From: Chao Shi <coshi036@gmail.com>
To: linux-nvme@lists.infradead.org
Cc: linux-block@vger.kernel.org, hch@lst.de, kbusch@kernel.org,
sagi@grimberg.me, axboe@kernel.dk, Chao Shi <coshi036@gmail.com>,
Sungwoo Kim <iam@sung-woo.kim>, Dave Tian <daveti@purdue.edu>,
Weidong Zhu <weizhu@fiu.edu>
Subject: [PATCH RFC 2/2] nvme: set integrity metadata size for EXT_LBAS non-PI namespace
Date: Sun, 26 Apr 2026 20:34:57 -0400 [thread overview]
Message-ID: <20260427003457.1264511-2-coshi036@gmail.com> (raw)
In-Reply-To: <20260427003457.1264511-1-coshi036@gmail.com>
This patch is an alternative to patch 1/2: instead of downgrading the
assertion in nvme_setup_rw(), it addresses the root cause at the
integrity-profile level so that the assertion is never reached.

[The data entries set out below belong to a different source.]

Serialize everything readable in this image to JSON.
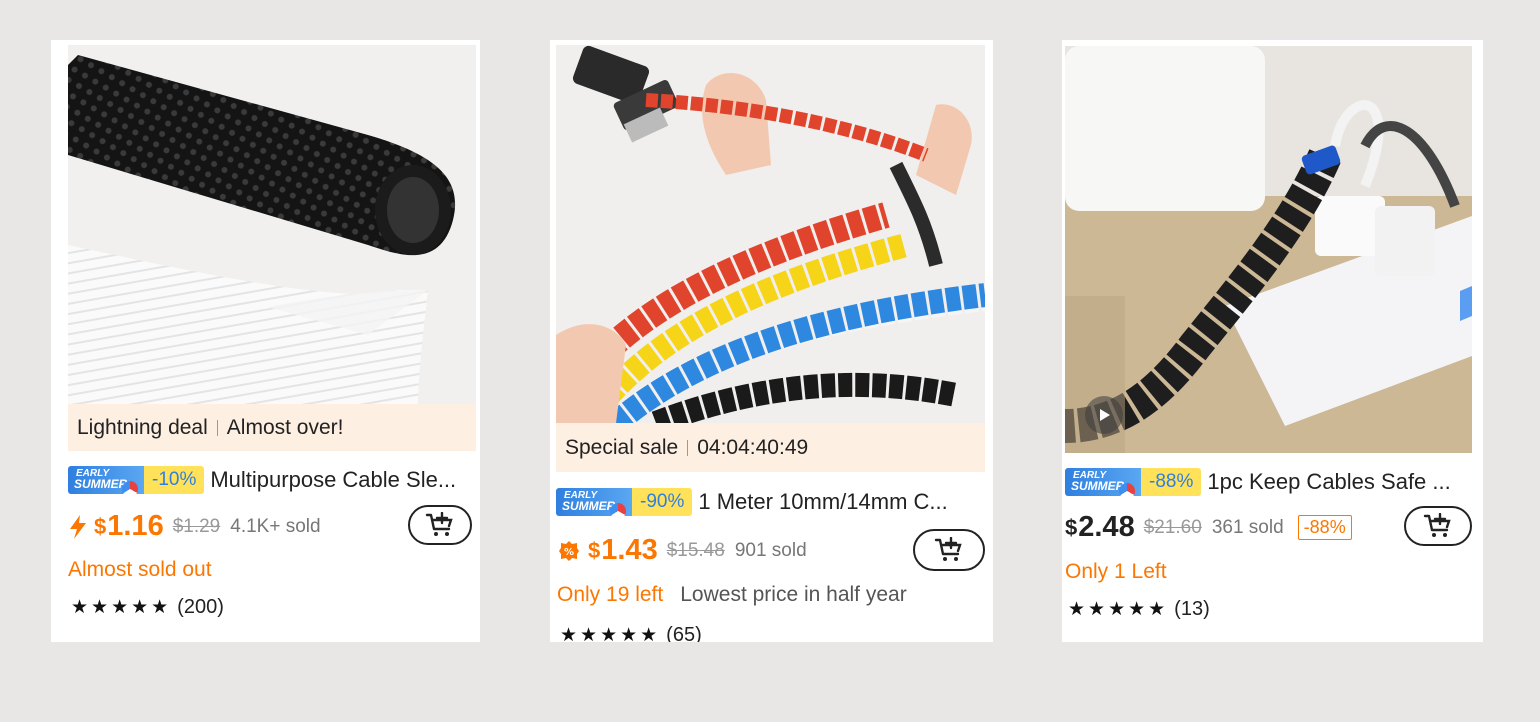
{
  "products": [
    {
      "banner_left": "Lightning deal",
      "banner_right": "Almost over!",
      "badge_label": "EARLY SUMMER",
      "badge_discount": "-10%",
      "title": "Multipurpose Cable Sle...",
      "currency": "$",
      "price": "1.16",
      "original_price": "$1.29",
      "sold": "4.1K+ sold",
      "stock_note": "Almost sold out",
      "rating_count": "(200)",
      "price_icon": "lightning-icon"
    },
    {
      "banner_left": "Special sale",
      "banner_right": "04:04:40:49",
      "badge_label": "EARLY SUMMER",
      "badge_discount": "-90%",
      "title": "1 Meter 10mm/14mm C...",
      "currency": "$",
      "price": "1.43",
      "original_price": "$15.48",
      "sold": "901 sold",
      "stock_note": "Only 19 left",
      "extra_note": "Lowest price in half year",
      "rating_count": "(65)",
      "price_icon": "percent-tag-icon"
    },
    {
      "badge_label": "EARLY SUMMER",
      "badge_discount": "-88%",
      "title": "1pc Keep Cables Safe ...",
      "currency": "$",
      "price": "2.48",
      "original_price": "$21.60",
      "sold": "361 sold",
      "discount_tag": "-88%",
      "stock_note": "Only 1 Left",
      "rating_count": "(13)",
      "media_icon": "play-icon"
    }
  ],
  "colors": {
    "accent": "#fb7701",
    "background": "#e8e7e5",
    "banner_bg": "#fdefe2"
  }
}
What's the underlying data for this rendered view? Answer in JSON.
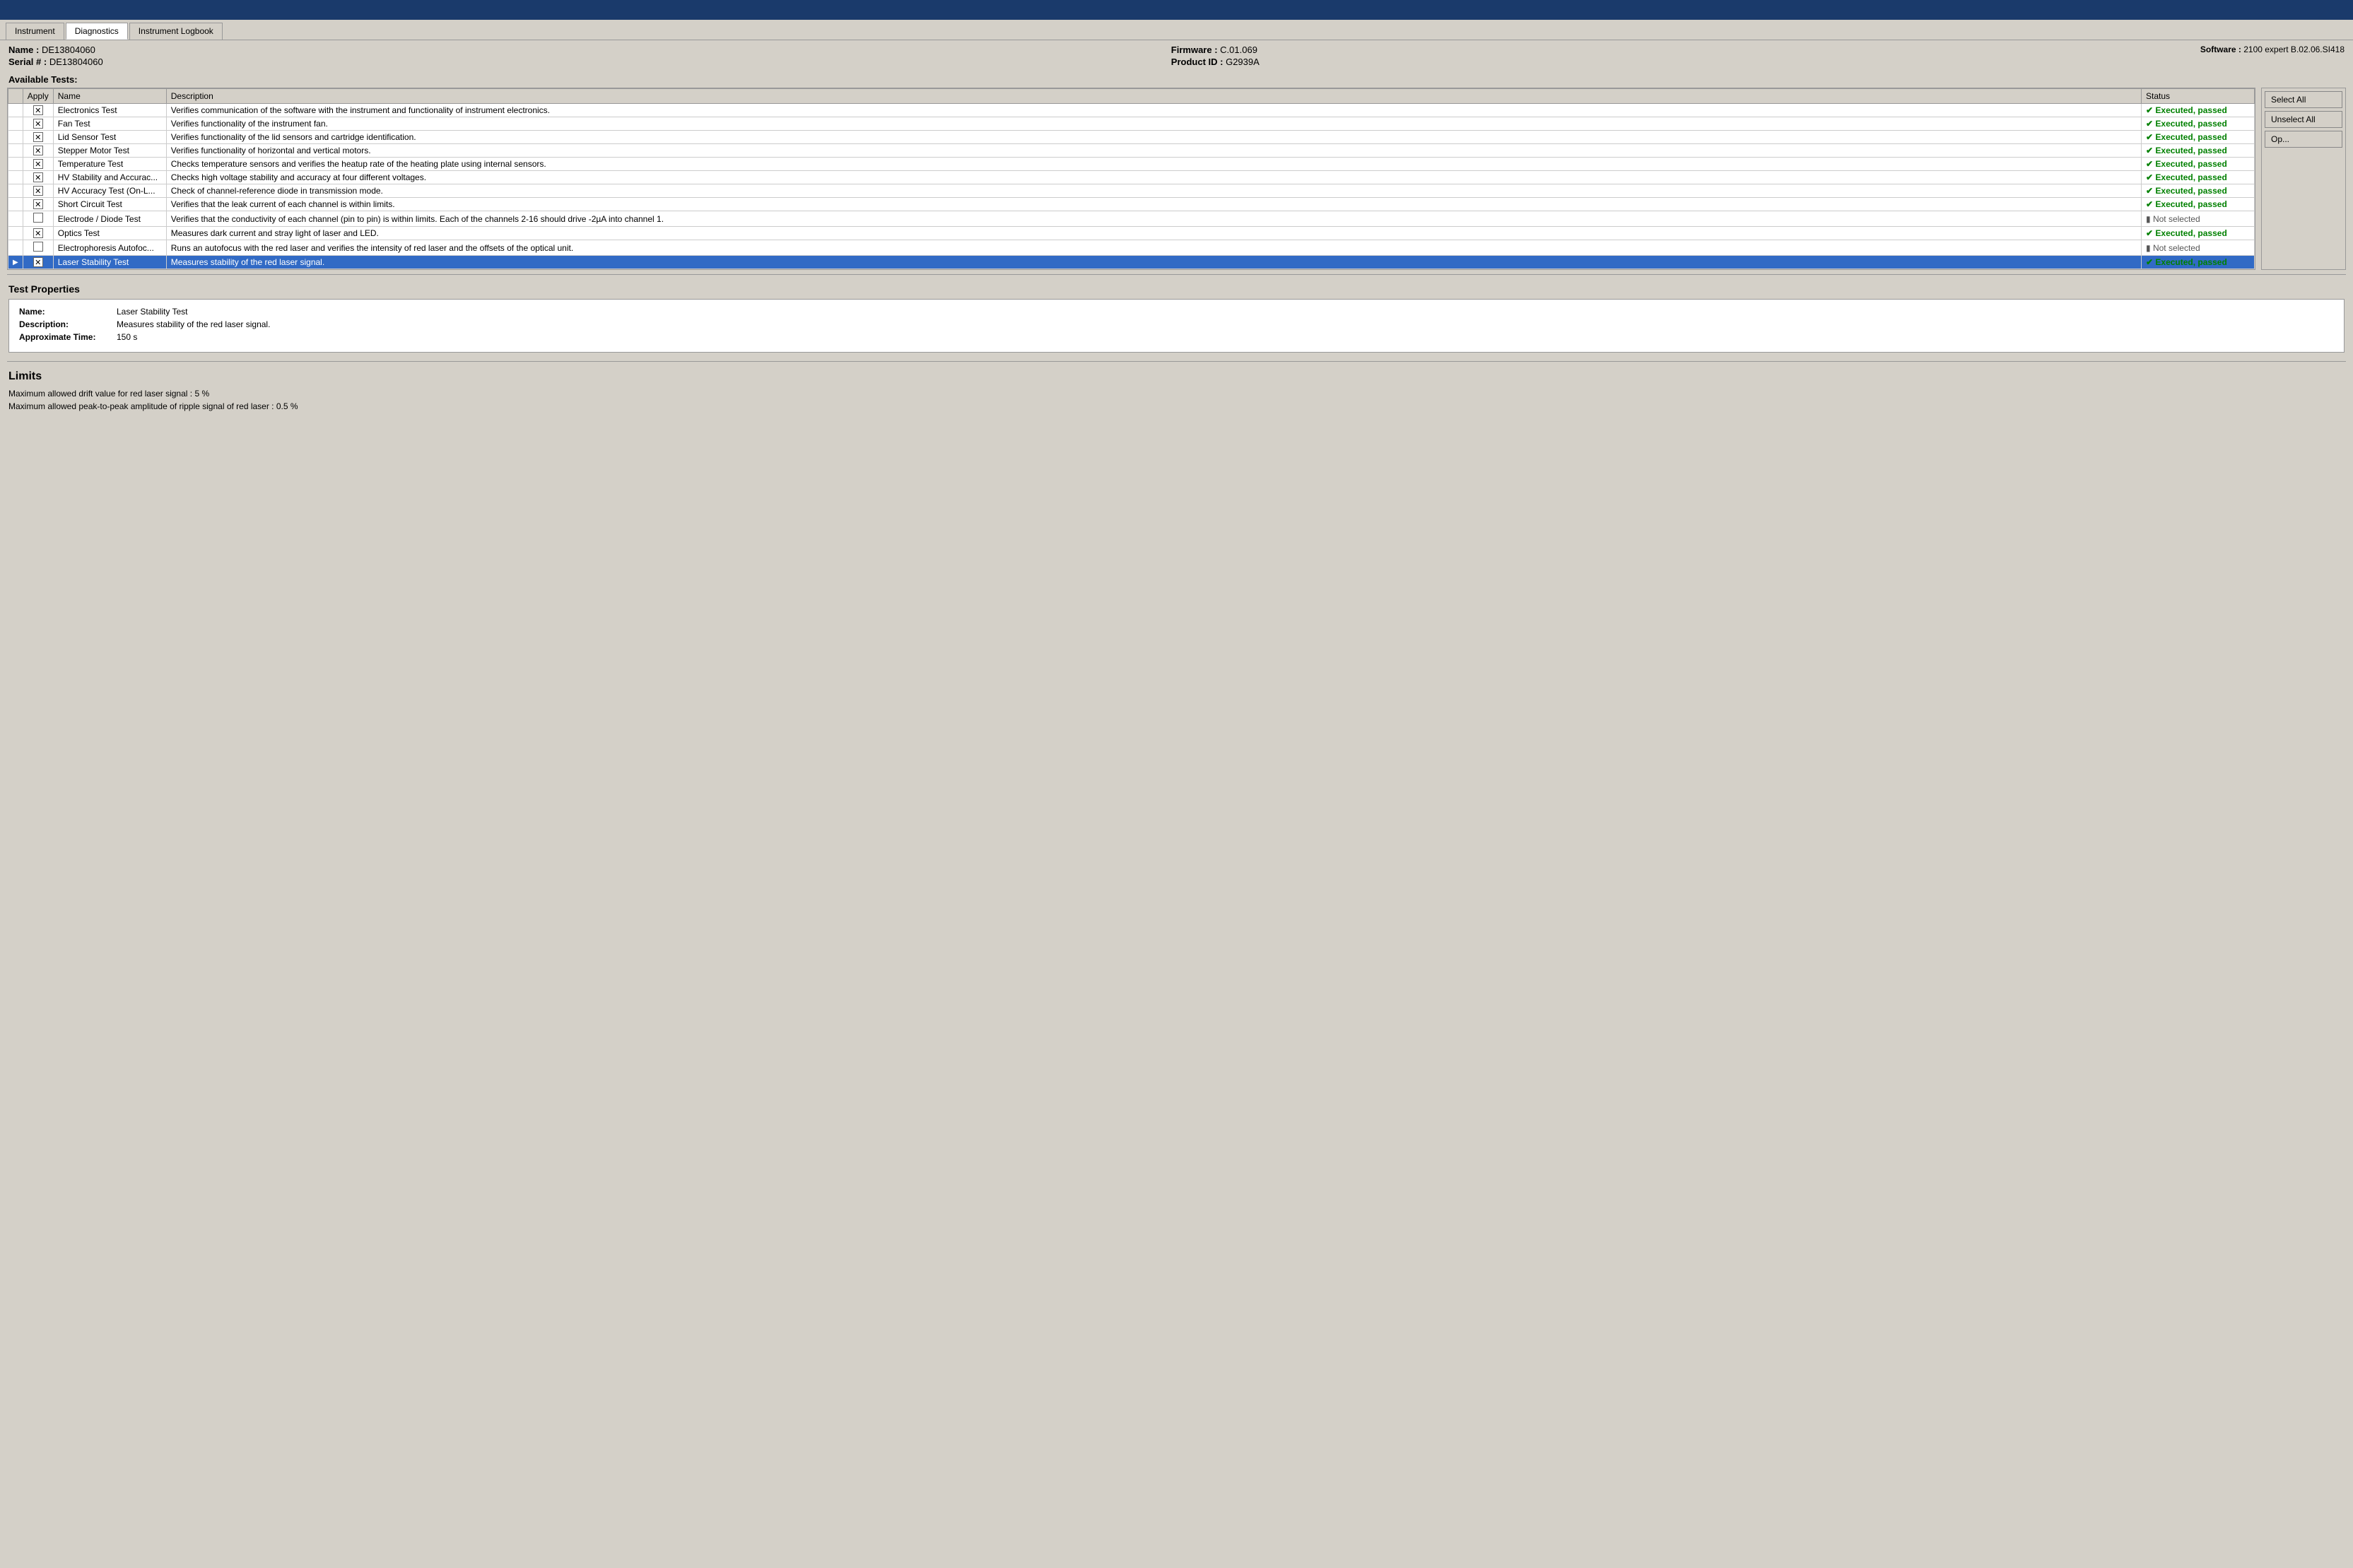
{
  "topbar": {},
  "tabs": [
    {
      "label": "Instrument",
      "active": false
    },
    {
      "label": "Diagnostics",
      "active": true
    },
    {
      "label": "Instrument Logbook",
      "active": false
    }
  ],
  "instrument_info": {
    "name_label": "Name :",
    "name_value": "DE13804060",
    "serial_label": "Serial # :",
    "serial_value": "DE13804060",
    "firmware_label": "Firmware :",
    "firmware_value": "C.01.069",
    "product_label": "Product ID :",
    "product_value": "G2939A",
    "software_label": "Software :",
    "software_value": "2100 expert B.02.06.SI418"
  },
  "available_tests_label": "Available Tests:",
  "table_headers": {
    "apply": "Apply",
    "name": "Name",
    "description": "Description",
    "status": "Status"
  },
  "tests": [
    {
      "expand": "",
      "checked": true,
      "name": "Electronics Test",
      "description": "Verifies communication of the software with the instrument and functionality of instrument electronics.",
      "status": "Executed, passed",
      "status_type": "passed"
    },
    {
      "expand": "",
      "checked": true,
      "name": "Fan Test",
      "description": "Verifies functionality of the instrument fan.",
      "status": "Executed, passed",
      "status_type": "passed"
    },
    {
      "expand": "",
      "checked": true,
      "name": "Lid Sensor Test",
      "description": "Verifies functionality of the lid sensors and cartridge identification.",
      "status": "Executed, passed",
      "status_type": "passed"
    },
    {
      "expand": "",
      "checked": true,
      "name": "Stepper Motor Test",
      "description": "Verifies functionality of horizontal and vertical motors.",
      "status": "Executed, passed",
      "status_type": "passed"
    },
    {
      "expand": "",
      "checked": true,
      "name": "Temperature Test",
      "description": "Checks temperature sensors and verifies the heatup rate of the heating plate using internal sensors.",
      "status": "Executed, passed",
      "status_type": "passed"
    },
    {
      "expand": "",
      "checked": true,
      "name": "HV Stability and Accurac...",
      "description": "Checks high voltage stability and accuracy at four different voltages.",
      "status": "Executed, passed",
      "status_type": "passed"
    },
    {
      "expand": "",
      "checked": true,
      "name": "HV Accuracy Test (On-L...",
      "description": "Check of channel-reference diode in transmission mode.",
      "status": "Executed, passed",
      "status_type": "passed"
    },
    {
      "expand": "",
      "checked": true,
      "name": "Short Circuit Test",
      "description": "Verifies that the leak current of each channel is within limits.",
      "status": "Executed, passed",
      "status_type": "passed"
    },
    {
      "expand": "",
      "checked": false,
      "name": "Electrode / Diode Test",
      "description": "Verifies that the conductivity of each  channel (pin to pin) is within limits. Each of the channels 2-16 should drive -2µA into channel 1.",
      "status": "Not selected",
      "status_type": "not_selected"
    },
    {
      "expand": "",
      "checked": true,
      "name": "Optics Test",
      "description": "Measures dark current and stray light of laser and LED.",
      "status": "Executed, passed",
      "status_type": "passed"
    },
    {
      "expand": "",
      "checked": false,
      "name": "Electrophoresis Autofoc...",
      "description": "Runs an autofocus with the red laser and verifies the intensity of red laser and the offsets of the optical unit.",
      "status": "Not selected",
      "status_type": "not_selected"
    },
    {
      "expand": "▶",
      "checked": true,
      "name": "Laser Stability Test",
      "description": "Measures stability of the red laser signal.",
      "status": "Executed, passed",
      "status_type": "passed",
      "selected": true
    }
  ],
  "sidebar_buttons": [
    {
      "label": "Select All"
    },
    {
      "label": "Unselect All"
    },
    {
      "label": "Options..."
    }
  ],
  "test_properties": {
    "title": "Test Properties",
    "name_label": "Name:",
    "name_value": "Laser Stability Test",
    "description_label": "Description:",
    "description_value": "Measures stability of the red laser signal.",
    "time_label": "Approximate Time:",
    "time_value": "150 s"
  },
  "limits": {
    "title": "Limits",
    "lines": [
      "Maximum allowed drift value for red laser signal :  5  %",
      "Maximum allowed peak-to-peak amplitude of ripple signal of red laser :  0.5  %"
    ]
  }
}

For PCIe namespaces with extended LBAs (NVME_NS_EXT_LBAS set, flbas
bit 4) but without PI and without NVME_NS_METADATA_SUPPORTED, the early-
exit branch of nvme_init_integrity() at core.c:1834 returns false
without populating bi->metadata_size. As a result blk_get_integrity()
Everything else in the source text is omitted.